Margin of Safety
Popularized by investing guru Benjamin Graham, the margin of safety concept recommends that investors should only purchase a security when its market price is lower than its intrinsic value. Calculating the intrinsic value of a security is subject to errors because it is based on estimates of the future. When investors incorporate a margin of safety when they decide what they will pay for a stock they reduce the potential negative impact of judgement mistakes.
In order to be a successful investor you need to buy low and sell high. If a stock’s future dividend payouts and free cash flow estimates are too optimistic (resulting in the estimate of a higher intrinsic value for a stock) you may end up paying too much for the stock unless you also include a reasonable margin of safety in determining what you are willing to pay for the stock.

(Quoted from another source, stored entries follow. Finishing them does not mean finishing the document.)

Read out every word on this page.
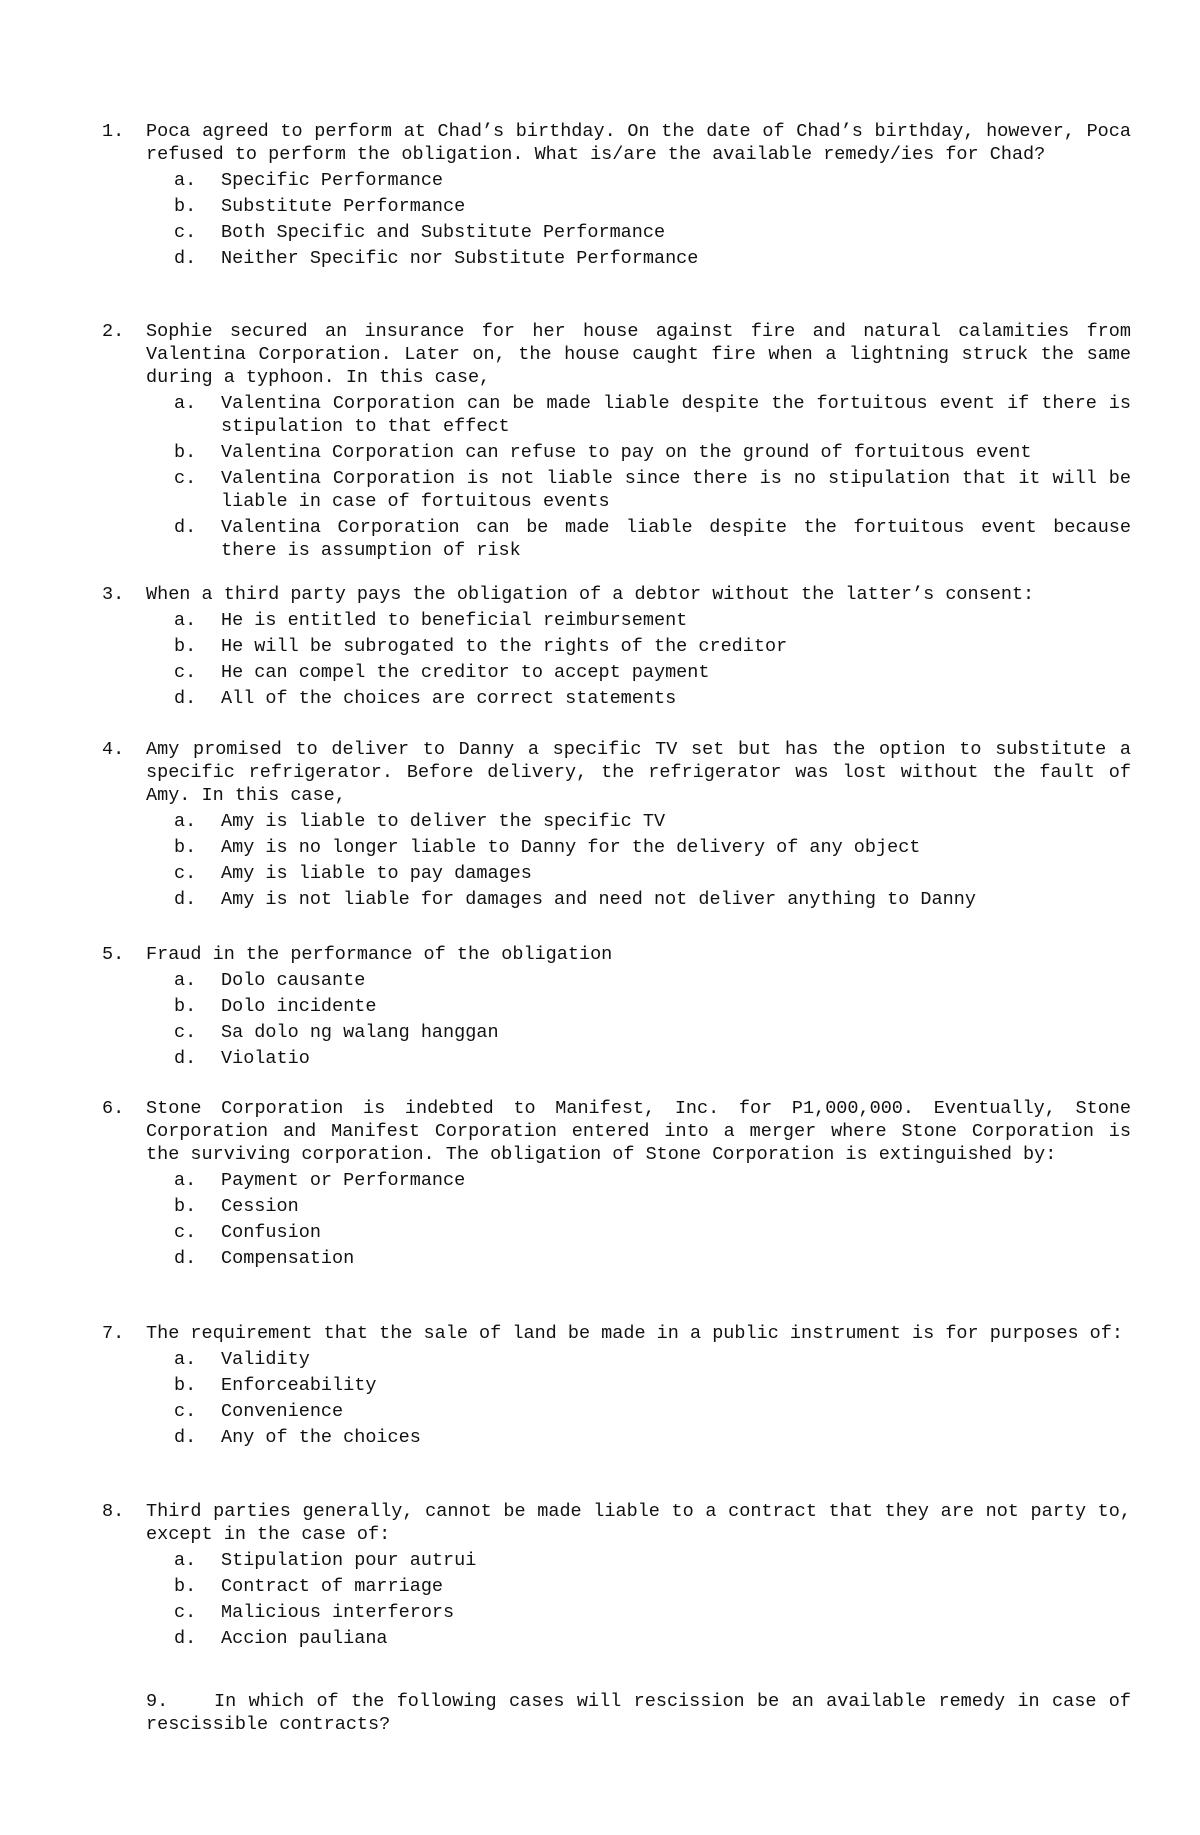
1. Poca agreed to perform at Chad’s birthday. On the date of Chad’s birthday, however, Poca refused to perform the obligation. What is/are the available remedy/ies for Chad?
a. Specific Performance
b. Substitute Performance
c. Both Specific and Substitute Performance
d. Neither Specific nor Substitute Performance
2. Sophie secured an insurance for her house against fire and natural calamities from Valentina Corporation. Later on, the house caught fire when a lightning struck the same during a typhoon. In this case,
a. Valentina Corporation can be made liable despite the fortuitous event if there is stipulation to that effect
b. Valentina Corporation can refuse to pay on the ground of fortuitous event
c. Valentina Corporation is not liable since there is no stipulation that it will be liable in case of fortuitous events
d. Valentina Corporation can be made liable despite the fortuitous event because there is assumption of risk
3. When a third party pays the obligation of a debtor without the latter’s consent:
a. He is entitled to beneficial reimbursement
b. He will be subrogated to the rights of the creditor
c. He can compel the creditor to accept payment
d. All of the choices are correct statements
4. Amy promised to deliver to Danny a specific TV set but has the option to substitute a specific refrigerator. Before delivery, the refrigerator was lost without the fault of Amy. In this case,
a. Amy is liable to deliver the specific TV
b. Amy is no longer liable to Danny for the delivery of any object
c. Amy is liable to pay damages
d. Amy is not liable for damages and need not deliver anything to Danny
5. Fraud in the performance of the obligation
a. Dolo causante
b. Dolo incidente
c. Sa dolo ng walang hanggan
d. Violatio
6. Stone Corporation is indebted to Manifest, Inc. for P1,000,000. Eventually, Stone Corporation and Manifest Corporation entered into a merger where Stone Corporation is the surviving corporation. The obligation of Stone Corporation is extinguished by:
a. Payment or Performance
b. Cession
c. Confusion
d. Compensation
7. The requirement that the sale of land be made in a public instrument is for purposes of:
a. Validity
b. Enforceability
c. Convenience
d. Any of the choices
8. Third parties generally, cannot be made liable to a contract that they are not party to, except in the case of:
a. Stipulation pour autrui
b. Contract of marriage
c. Malicious interferors
d. Accion pauliana
9. In which of the following cases will rescission be an available remedy in case of rescissible contracts?
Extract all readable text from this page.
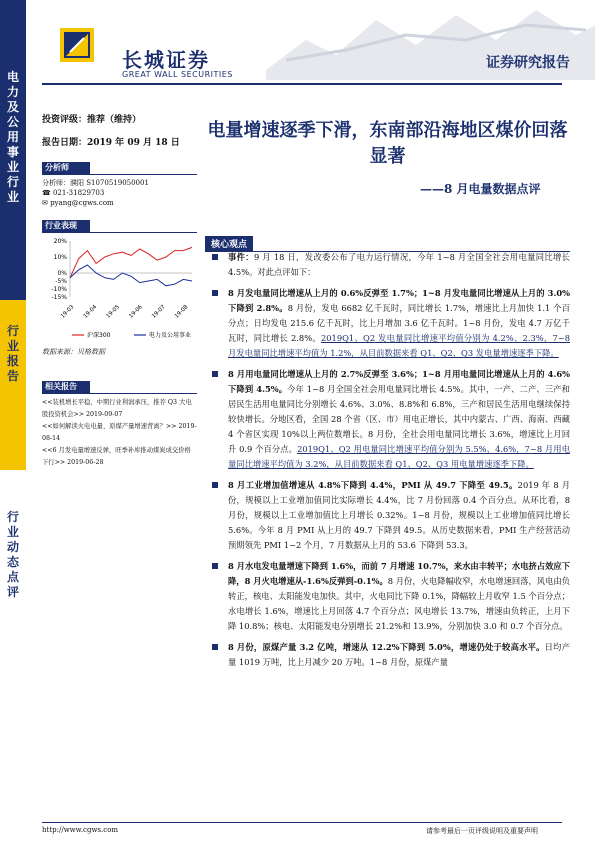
电力及公用事业行业
行业报告
行业动态点评
长城证券
GREAT WALL SECURITIES
证券研究报告
投资评级：推荐（维持）
报告日期：2019 年 09 月 18 日
分析师
分析师：濮阳 S1070519050001
☎ 021-31829703
✉ pyang@cgws.com
行业表现
20%
10%
0%
-5%
-10%
-15%
19-03 19-04 19-05 19-06 19-07 19-08
沪深300	电力及公用事业
数据来源：贝格数据
相关报告
<<装机增长平稳，中期行业利润承压，推荐 Q3 大电股投资机会>> 2019-09-07
<<如何解读火电电量、原煤产量增速背离？>> 2019-08-14
<<6 月发电量增速反弹，旺季补库推动煤炭成交价格下行>> 2019-06-28
电量增速逐季下滑，东南部沿海地区煤价回落显著
——8 月电量数据点评
核心观点
事件：9 月 18 日，发改委公布了电力运行情况，今年 1~8 月全国全社会用电量同比增长 4.5%。对此点评如下：
8 月发电量同比增速从上月的 0.6%反弹至 1.7%；1~8 月发电量同比增速从上月的 3.0%下降到 2.8%。8 月份，发电 6682 亿千瓦时，同比增长 1.7%，增速比上月加快 1.1 个百分点；日均发电 215.6 亿千瓦时，比上月增加 3.6 亿千瓦时。1~8 月份，发电 4.7 万亿千瓦时，同比增长 2.8%。2019Q1、Q2 发电量同比增速平均值分别为 4.2%、2.3%，7~8 月发电量同比增速平均值为 1.2%，从目前数据来看 Q1、Q2、Q3 发电量增速逐季下降。
8 月用电量同比增速从上月的 2.7%反弹至 3.6%；1~8 月用电量同比增速从上月的 4.6%下降到 4.5%。今年 1~8 月全国全社会用电量同比增长 4.5%。其中，一产、二产、三产和居民生活用电量同比分别增长 4.6%、3.0%、8.8%和 6.8%，三产和居民生活用电继续保持较快增长。分地区看，全国 28 个省（区、市）用电正增长，其中内蒙古、广西、海南、西藏 4 个省区实现 10%以上两位数增长。8 月份，全社会用电量同比增长 3.6%，增速比上月回升 0.9 个百分点。2019Q1、Q2 用电量同比增速平均值分别为 5.5%、4.6%，7~8 月用电量同比增速平均值为 3.2%，从目前数据来看 Q1、Q2、Q3 用电量增速逐季下降。
8 月工业增加值增速从 4.8%下降到 4.4%，PMI 从 49.7 下降至 49.5。2019 年 8 月份，规模以上工业增加值同比实际增长 4.4%，比 7 月份回落 0.4 个百分点。从环比看，8 月份，规模以上工业增加值比上月增长 0.32%。1~8 月份，规模以上工业增加值同比增长 5.6%。今年 8 月 PMI 从上月的 49.7 下降到 49.5。从历史数据来看，PMI 生产经营活动预期领先 PMI 1~2 个月，7 月数据从上月的 53.6 下降到 53.3。
8 月水电发电量增速下降到 1.6%，而前 7 月增速 10.7%，来水由丰转平；水电挤占效应下降，8 月火电增速从-1.6%反弹到-0.1%。8 月份，火电降幅收窄，水电增速回落，风电由负转正，核电、太阳能发电加快。其中，火电同比下降 0.1%，降幅较上月收窄 1.5 个百分点；水电增长 1.6%，增速比上月回落 4.7 个百分点；风电增长 13.7%，增速由负转正，上月下降 10.8%；核电、太阳能发电分别增长 21.2%和 13.9%，分别加快 3.0 和 0.7 个百分点。
8 月份，原煤产量 3.2 亿吨，增速从 12.2%下降到 5.0%，增速仍处于较高水平。日均产量 1019 万吨，比上月减少 20 万吨。1~8 月份，原煤产量
http://www.cgws.com	请参考最后一页评级说明及重要声明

The price you are willing to pay for a stock should be directly related to the value of the company. The higher the risk associated with a stock, the higher the margin of safety you should add. On the other hand, if the company has a history of proven stable profits, a large market share and a very strong competitive position you would might consider paying more for it (with a smaller margin of safety). This is because over time you feel the company will be successful at generating cash and is not as risky an investment.
By using a reasonable margin of safety you are providing a degree of protection from overpaying for a stock. At the same time you will miss out on some buying opportunities but this is a “risk” you should be willing to take to avoid taking some large losses. There are great companies out there but that doesn’t necessarily mean they are great investments if they are over priced and don’t have an adequate margin of safety.